The clinching basket turned out to be a three-pointer by Tyra White as the shot clock showed 0.0 with 1 minute, 7 seconds to play. White sealed it with two free throws 40 seconds later.
Truth be told, both the Aggies (33-5) and the Irish need little introduction to fans of the women’s game.
Notre Dame won the championship 10 years ago, has made the Final Four three times and the tournament 16 straight years. Texas A&M has made six straight tourneys, reaching the Elite Eight and Sweet 16 in 2009, earning a No. 2 seed four straight seasons.
After sloppy ballhandling early — seven mainly unforced turnovers in the first seven minutes — eventually put Notre Dame down by 13, the Irish rallied as they committed only two more errors the rest of the half.
When the Aggies’ top guard, Sydney Colson, was forced to the bench with her second and then third fouls, Irish whippet Diggins took full advantage to bring her team back.
Devereaux Peters was a force at both ends for Notre Dame, with 10 points and a rebound in the opening half.
The Irish shot 59 percent from the floor in the first half, the Aggies 45 percent.
With Peters leading the way, Notre Dame pulled out to a 44-37 lead early in the second half, but the Aggies big forward, Danielle Adams, began to have her way in the paint. With 10 points in the first 6:30 of the second half, Adams put A&M back ahead 50-48.
This is the first time since 1994 — and just the second in 30 NCAA women’s tournaments — that there was not a No. 1 seed playing for the title.
But some would go so far as to see the absence of Tennessee (8 titles), UConn (7) and Stanford (2) from the title game as the start of a new era in a sport dominated by a handful of teams for three decades.

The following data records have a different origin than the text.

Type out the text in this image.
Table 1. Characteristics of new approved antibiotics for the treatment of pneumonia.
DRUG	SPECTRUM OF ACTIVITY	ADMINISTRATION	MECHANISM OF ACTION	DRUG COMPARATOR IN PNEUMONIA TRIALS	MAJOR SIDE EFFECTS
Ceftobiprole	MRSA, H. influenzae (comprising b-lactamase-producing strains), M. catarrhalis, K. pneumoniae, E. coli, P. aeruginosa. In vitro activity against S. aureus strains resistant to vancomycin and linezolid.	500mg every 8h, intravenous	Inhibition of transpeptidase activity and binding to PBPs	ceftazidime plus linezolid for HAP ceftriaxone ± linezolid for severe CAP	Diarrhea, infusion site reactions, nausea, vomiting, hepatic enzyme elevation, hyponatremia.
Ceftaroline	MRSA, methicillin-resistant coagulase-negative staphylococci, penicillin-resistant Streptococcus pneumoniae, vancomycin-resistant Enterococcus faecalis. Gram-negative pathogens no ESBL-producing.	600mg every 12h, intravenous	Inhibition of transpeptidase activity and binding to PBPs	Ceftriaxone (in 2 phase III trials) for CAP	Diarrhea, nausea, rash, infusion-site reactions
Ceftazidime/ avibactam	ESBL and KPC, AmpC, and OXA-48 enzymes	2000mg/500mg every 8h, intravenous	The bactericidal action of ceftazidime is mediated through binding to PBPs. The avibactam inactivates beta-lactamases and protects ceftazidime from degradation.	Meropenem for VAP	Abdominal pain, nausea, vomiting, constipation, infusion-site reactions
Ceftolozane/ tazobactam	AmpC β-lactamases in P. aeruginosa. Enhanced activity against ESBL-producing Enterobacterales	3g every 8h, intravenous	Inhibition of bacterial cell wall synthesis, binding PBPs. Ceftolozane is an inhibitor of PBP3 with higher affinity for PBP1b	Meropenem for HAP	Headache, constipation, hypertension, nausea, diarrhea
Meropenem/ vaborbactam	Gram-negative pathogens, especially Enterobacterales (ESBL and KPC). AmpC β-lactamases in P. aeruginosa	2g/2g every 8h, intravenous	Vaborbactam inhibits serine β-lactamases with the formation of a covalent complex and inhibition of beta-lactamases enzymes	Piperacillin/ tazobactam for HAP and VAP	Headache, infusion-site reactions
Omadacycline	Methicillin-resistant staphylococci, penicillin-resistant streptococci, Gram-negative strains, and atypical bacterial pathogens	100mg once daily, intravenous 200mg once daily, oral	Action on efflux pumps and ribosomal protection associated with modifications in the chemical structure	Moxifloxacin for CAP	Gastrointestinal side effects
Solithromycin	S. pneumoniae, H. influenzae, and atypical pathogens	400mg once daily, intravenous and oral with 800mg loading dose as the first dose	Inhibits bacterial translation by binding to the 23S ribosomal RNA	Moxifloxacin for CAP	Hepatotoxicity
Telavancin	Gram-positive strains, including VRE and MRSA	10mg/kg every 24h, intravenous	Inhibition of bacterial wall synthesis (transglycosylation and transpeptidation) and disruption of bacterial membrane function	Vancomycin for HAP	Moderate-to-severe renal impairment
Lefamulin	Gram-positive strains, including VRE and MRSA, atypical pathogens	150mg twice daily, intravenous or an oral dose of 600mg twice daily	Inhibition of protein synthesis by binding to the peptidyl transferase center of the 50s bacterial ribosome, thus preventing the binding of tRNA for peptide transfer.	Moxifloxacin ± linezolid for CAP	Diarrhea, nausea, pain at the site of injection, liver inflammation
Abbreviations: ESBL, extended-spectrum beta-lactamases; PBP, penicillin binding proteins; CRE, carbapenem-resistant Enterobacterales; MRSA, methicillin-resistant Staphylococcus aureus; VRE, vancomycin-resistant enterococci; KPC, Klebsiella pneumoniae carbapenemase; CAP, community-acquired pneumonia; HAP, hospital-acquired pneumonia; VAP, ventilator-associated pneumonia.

“”Usually, people coming out of high school, the All-Americas, they want to go to the names familiar to them, the UConns, the Tennessees, schools known for winning national championships,”” Texas A&M senior guard Sydney Colson said. “”There’s a higher chance they’ll win in their four years at the school. Maybe it’s a good thing people introduced to Notre Dame and A&M.””
And both should be major factors next year and for years to come.
The Irish lose just one player, starting forward Becca Bruszewski. While the Aggies lose three of their top six, Blair adds one of the nation’s top high school players from two years ago, South Carolina transfer Kelsey Bone, and he has signed 6-foot, 7-inch Rachel Mitchell, whom one rating service says is the No. 4 high school center in the country.
UConn, Tennessee and Stanford, which made two of the last four title games, rarely have much of a dropoff, even when a superstar like UConn’s Maya Moore moves on.
“”We would love to see some new teams come up and be the ones everybody is talking about every year,”” Irish coach Muffet McGraw said.